David H Kelley, an archaeologist at the University of Calgary, complained in a 1990 essay: “Fell’s work [contains] major academic sins, the three worst being distortion of data, inadequate acknowledgment of predecessors, and lack of presentation of alternative views.” In the same essay, however, Kelley went on to state that “I have no personal doubts that some of the inscriptions which have been reported are genuine Celtic ogham.” Kelley concluded: “Despite my occasional harsh criticism of Fell’s treatment of individual inscriptions, it should be recognized that without Fell’s work there would be no [North American] ogham problem to perplex us. We need to ask not only what Fell has done wrong in his epigraphy, but also where we have gone wrong as archaeologists in not recognizing such an extensive European presence in the New World.”
This writer is no expert, but is puzzled by why Christians would have used the druidic Ogham script (itself apparently a codified version of the Greek or Roman alphabet) – particularly monks, presumably educted in Latin and therefore fully cognisant with the Roman alphabet.
Saint Brendan in fact returned to Ireland after many years to resume his monastic career. As stories of his Voyage spread, crowds of pilgrims and students flocked to Ardfert. In order to meet the wants of those who sought his spiritual guidance, religious houses were formed at Gallerus, Kilmalchedor, Brandon Hill and the Blasket Islands.

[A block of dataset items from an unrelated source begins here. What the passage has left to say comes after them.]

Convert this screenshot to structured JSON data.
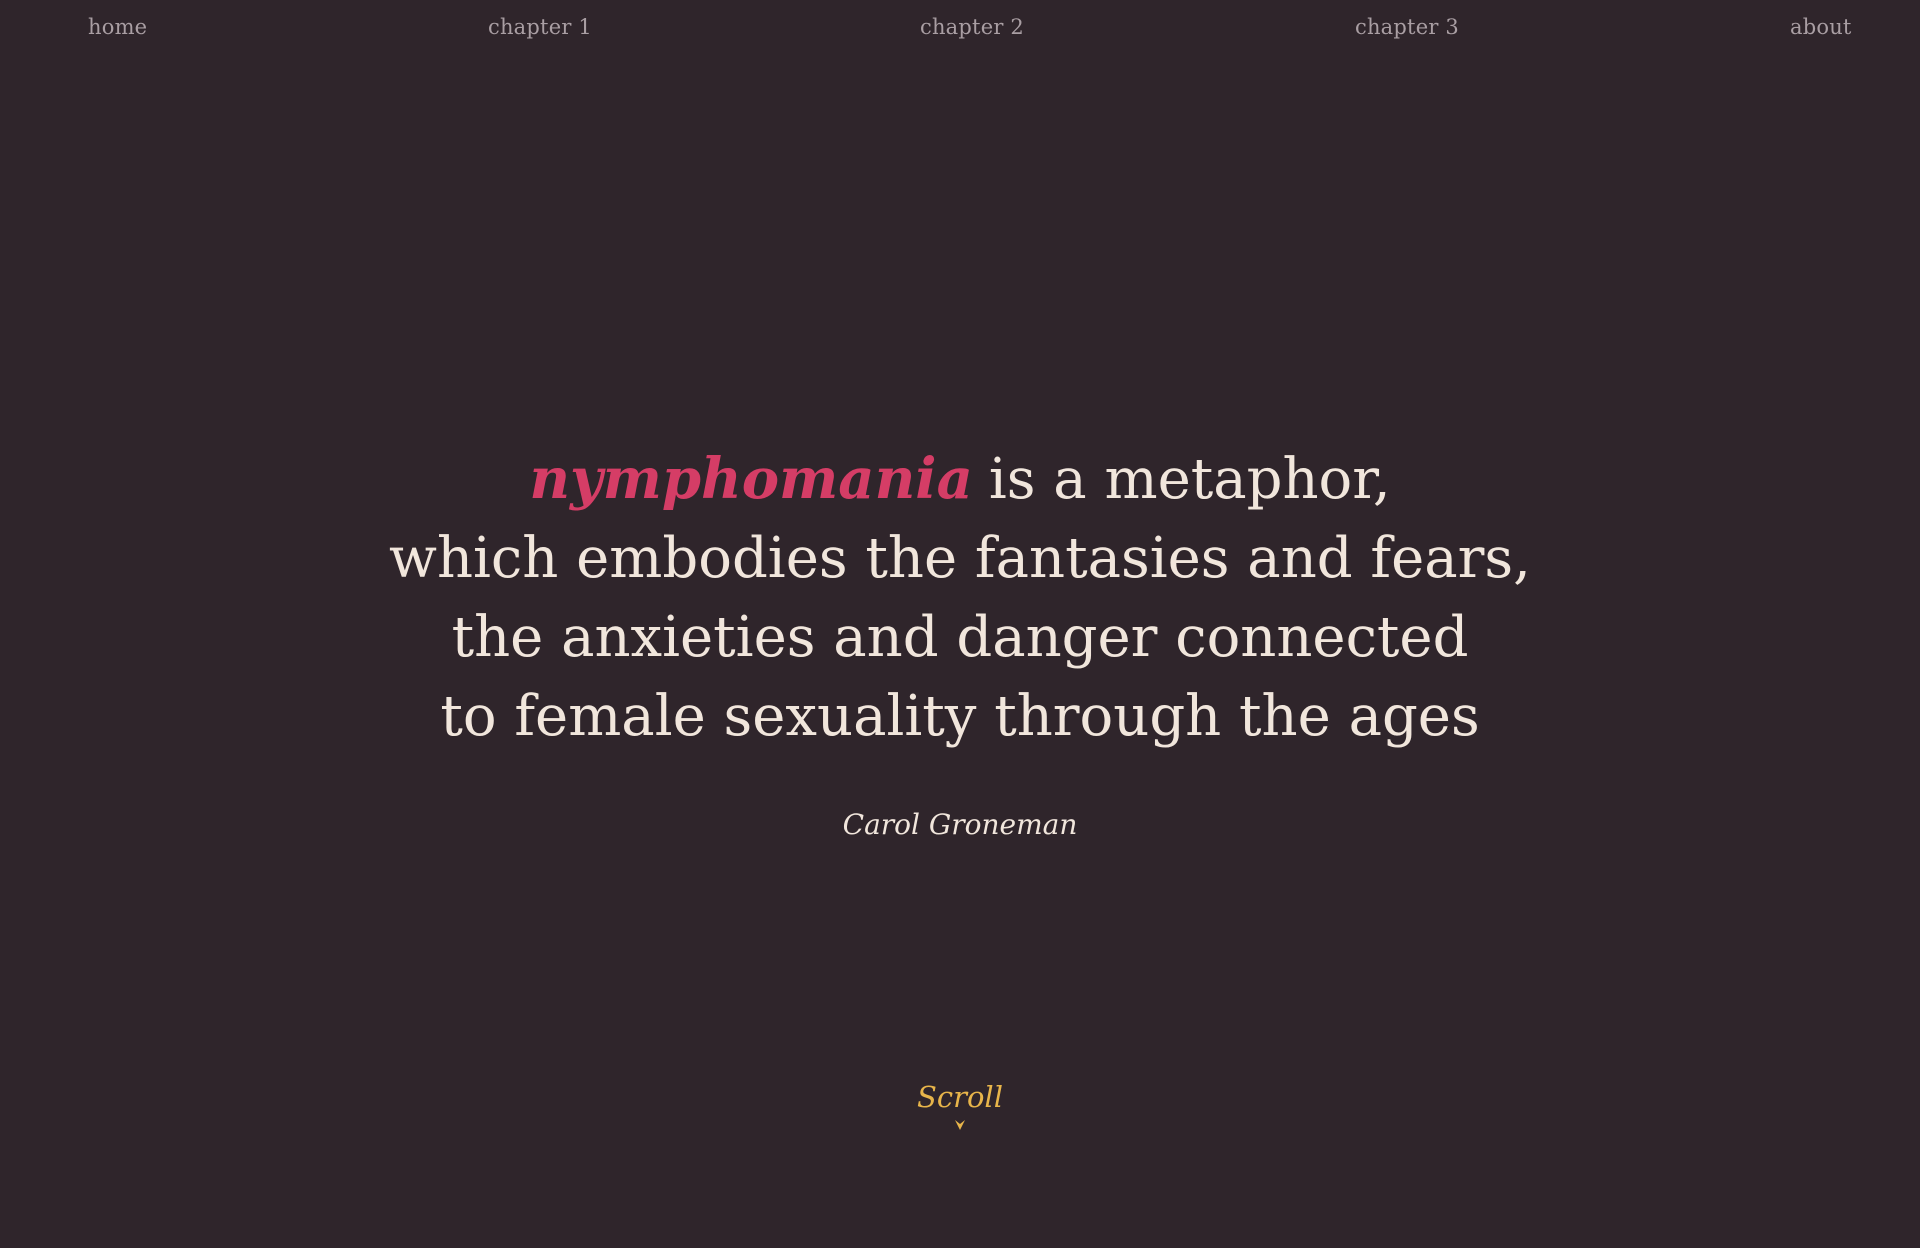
{
  "nav": {
    "home": "home",
    "chapter1": "chapter 1",
    "chapter2": "chapter 2",
    "chapter3": "chapter 3",
    "about": "about"
  },
  "quote": {
    "highlight": "nymphomania",
    "line1_rest": "is a metaphor,",
    "line2": "which embodies the fantasies and fears,",
    "line3": "the anxieties and danger connected",
    "line4": "to female sexuality through the ages"
  },
  "author": "Carol Groneman",
  "scroll": {
    "label": "Scroll",
    "icon": "chevron-down-icon"
  },
  "colors": {
    "background": "#2f252b",
    "nav_text": "#a99ea3",
    "quote_text": "#f1e6dc",
    "accent": "#d53d66",
    "scroll": "#e8b54a"
  }
}
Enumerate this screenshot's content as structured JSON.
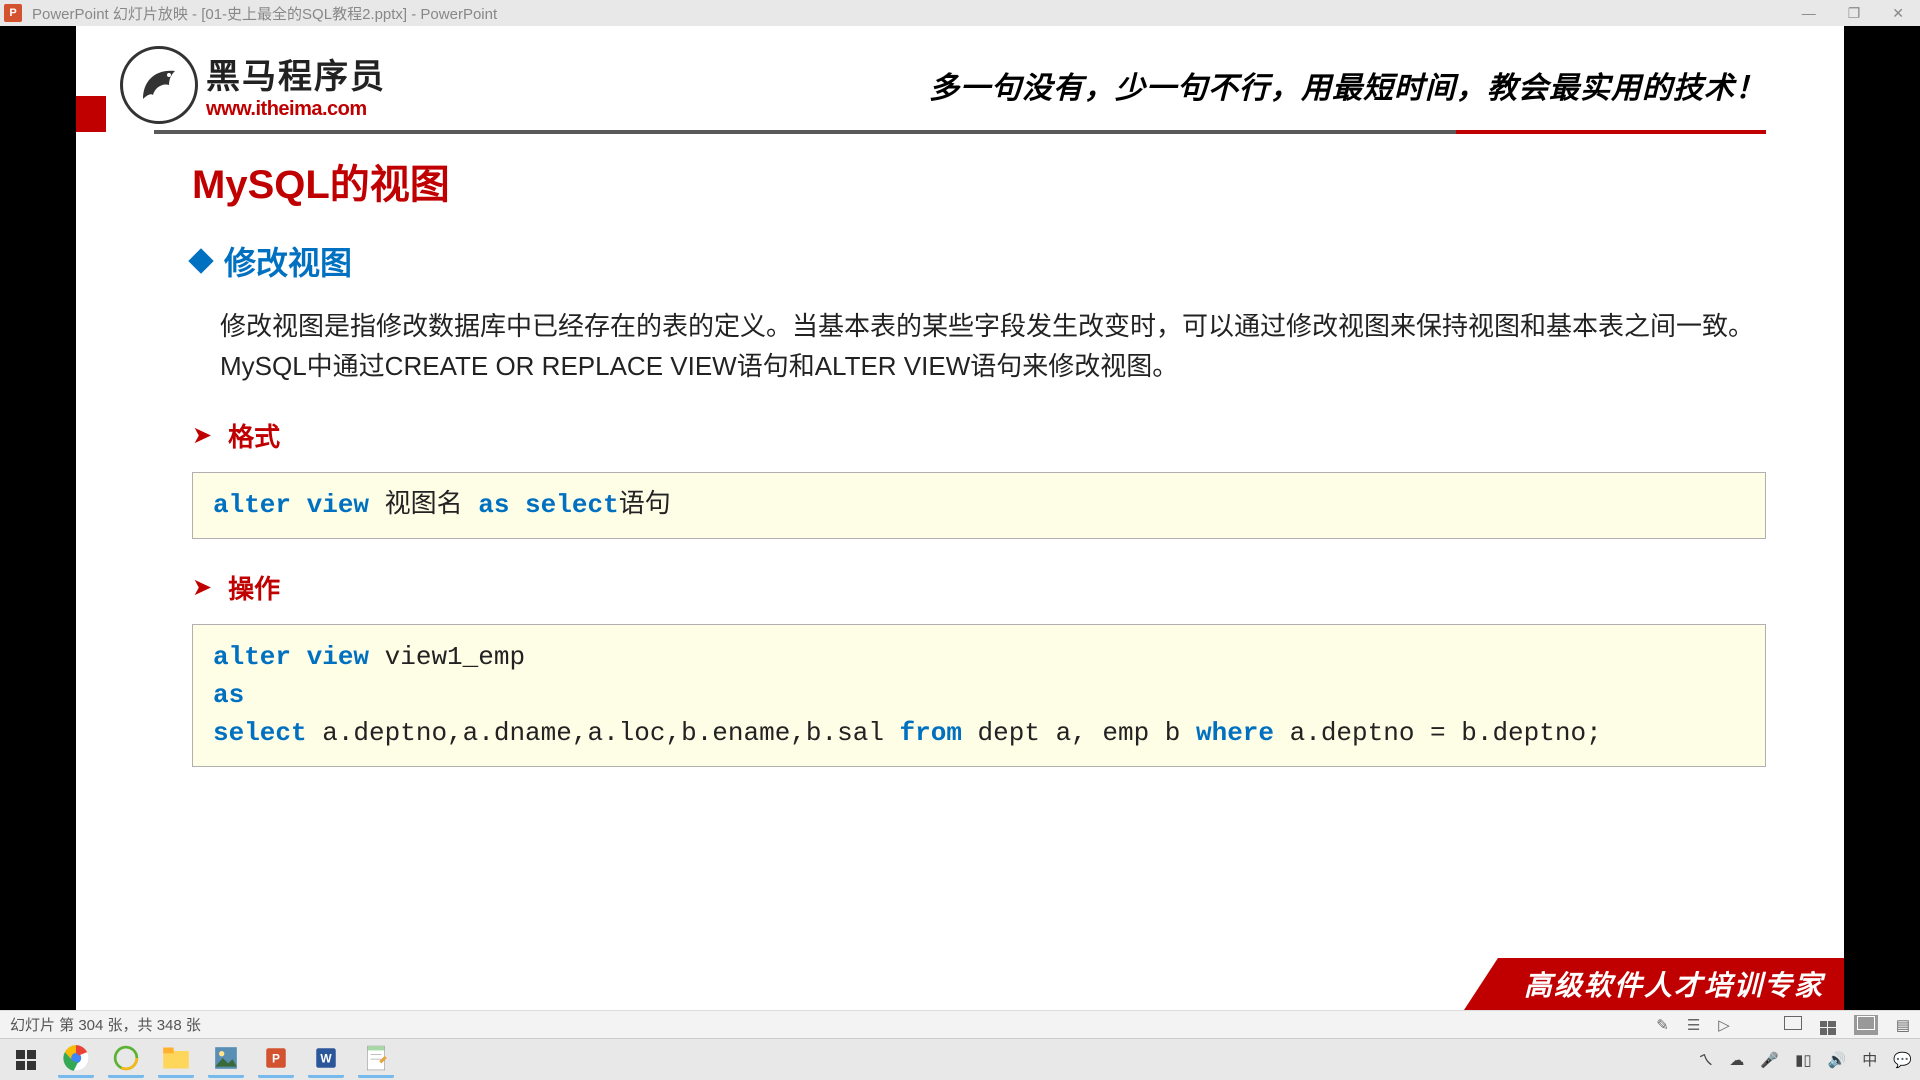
{
  "titlebar": {
    "icon_letter": "P",
    "title": "PowerPoint 幻灯片放映 - [01-史上最全的SQL教程2.pptx] - PowerPoint",
    "minimize": "—",
    "maximize": "❐",
    "close": "✕"
  },
  "header": {
    "logo_cn": "黑马程序员",
    "logo_url": "www.itheima.com",
    "slogan": "多一句没有，少一句不行，用最短时间，教会最实用的技术！"
  },
  "slide": {
    "title": "MySQL的视图",
    "subtitle": "修改视图",
    "paragraph": "修改视图是指修改数据库中已经存在的表的定义。当基本表的某些字段发生改变时，可以通过修改视图来保持视图和基本表之间一致。MySQL中通过CREATE OR REPLACE VIEW语句和ALTER VIEW语句来修改视图。",
    "label_format": "格式",
    "label_operation": "操作",
    "code1": {
      "kw1": "alter view",
      "t1": " 视图名 ",
      "kw2": "as select",
      "t2": "语句"
    },
    "code2": {
      "kw1": "alter view",
      "t1": " view1_emp",
      "kw2": "as",
      "kw3": "select",
      "t2": " a.deptno,a.dname,a.loc,b.ename,b.sal ",
      "kw4": "from",
      "t3": " dept a, emp b ",
      "kw5": "where",
      "t4": " a.deptno = b.deptno;"
    },
    "footer": "高级软件人才培训专家"
  },
  "statusbar": {
    "text": "幻灯片 第 304 张，共 348 张"
  }
}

Having established a bishopric of Ardfert, Saint Brendan proceeded to Thomond, and in 550 AD founded a monastery at Inis-da-druim (now Coney Island), in the present parish of Killadysert. He then journeyed to Wales, and thence to Iona, and is said to have left traces of his apostolic zeal in Scotland at Kilbrandon (near Oban) and Kilbrennan Sound.

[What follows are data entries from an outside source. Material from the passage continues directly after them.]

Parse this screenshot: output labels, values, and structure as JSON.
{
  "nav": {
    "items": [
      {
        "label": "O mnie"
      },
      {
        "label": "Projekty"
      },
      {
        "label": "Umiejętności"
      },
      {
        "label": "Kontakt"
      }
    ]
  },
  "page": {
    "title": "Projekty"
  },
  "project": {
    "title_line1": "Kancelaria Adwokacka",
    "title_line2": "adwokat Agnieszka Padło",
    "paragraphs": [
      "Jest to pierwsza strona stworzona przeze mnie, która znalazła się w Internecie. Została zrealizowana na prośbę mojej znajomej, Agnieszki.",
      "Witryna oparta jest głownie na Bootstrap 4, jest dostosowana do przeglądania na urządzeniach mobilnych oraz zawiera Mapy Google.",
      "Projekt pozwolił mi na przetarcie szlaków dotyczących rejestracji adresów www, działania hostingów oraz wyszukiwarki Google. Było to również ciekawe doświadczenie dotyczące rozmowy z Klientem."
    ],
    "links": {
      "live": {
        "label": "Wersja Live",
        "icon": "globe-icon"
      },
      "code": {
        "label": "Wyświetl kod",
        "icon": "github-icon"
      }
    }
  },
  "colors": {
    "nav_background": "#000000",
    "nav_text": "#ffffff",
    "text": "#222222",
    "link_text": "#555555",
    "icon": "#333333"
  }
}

After a three years’ mission in Britain he returned to Ireland, and did more proselytising in various parts of Leinster, especially at Dysart and Brandon Hill (in modern County Kilkenny) and at Tubberboe, Killiney (in modern County Dublin). He also established churches at Inchiquin and at Inishglora in Connacht, where his most celebrated foundation was Clonfert, c.560 AD. He appointed Saint Moinenn as the first Prior of what as soon a major monastic school.

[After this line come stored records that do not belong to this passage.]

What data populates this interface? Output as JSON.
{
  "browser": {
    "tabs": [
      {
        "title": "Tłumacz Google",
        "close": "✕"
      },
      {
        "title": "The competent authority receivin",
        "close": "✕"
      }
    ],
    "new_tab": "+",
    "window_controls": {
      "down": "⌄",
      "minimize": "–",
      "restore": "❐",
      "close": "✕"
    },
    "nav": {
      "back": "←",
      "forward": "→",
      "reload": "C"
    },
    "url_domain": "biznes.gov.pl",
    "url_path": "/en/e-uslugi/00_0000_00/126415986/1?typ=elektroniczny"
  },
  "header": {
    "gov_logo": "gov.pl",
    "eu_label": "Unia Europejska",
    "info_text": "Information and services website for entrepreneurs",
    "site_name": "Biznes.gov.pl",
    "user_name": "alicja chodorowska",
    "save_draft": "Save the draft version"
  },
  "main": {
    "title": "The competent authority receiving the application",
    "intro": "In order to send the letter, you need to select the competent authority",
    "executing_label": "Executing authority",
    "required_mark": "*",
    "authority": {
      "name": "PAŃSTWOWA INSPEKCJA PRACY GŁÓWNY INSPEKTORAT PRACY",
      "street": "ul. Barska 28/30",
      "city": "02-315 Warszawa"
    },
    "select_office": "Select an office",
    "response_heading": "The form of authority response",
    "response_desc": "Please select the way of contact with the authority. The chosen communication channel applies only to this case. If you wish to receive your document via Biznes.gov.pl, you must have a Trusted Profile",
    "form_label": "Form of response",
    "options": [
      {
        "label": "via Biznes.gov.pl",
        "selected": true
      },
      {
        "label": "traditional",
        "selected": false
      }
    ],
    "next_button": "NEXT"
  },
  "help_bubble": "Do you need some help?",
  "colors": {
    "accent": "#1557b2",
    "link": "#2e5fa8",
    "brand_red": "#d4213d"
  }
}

Towards the end of his life he founded a bishopric at Annaghdown, where he also established a convent run by his sister Briga. It was on an extended visit to her that he died c. 577 AD.
Fearing that after his death his devotees might take his remains as relics, Brendan had arranged before dying to have his body secretly carried back to Clonfert concealed in a luggage cart. He was buried in Clonfert Cathedral.
Saint Brendan is the Patron Saint of sailors and travellers. His Feast Day is 16th May.
His name is perpetuated in numerous place names and landmarks around Ireland, e.g. Mount Brandon, Brandon Bay, Brandon Head, Brandon Point, Brandon Hill, Brandon Well .
A substantial bronze sculpture honours the memory of Saint Brendan at Fenit Harbour, Tralee.
A sculpture of Saint Brendan stands in the Square, Bantry, County Cork.
At the United States Naval Academy in Annapolis, Maryland, a large stained glass window commemorates Saint Brendan’s achievements.
The St Brendan Society promotes the belief that Brendan was the first European to reach America.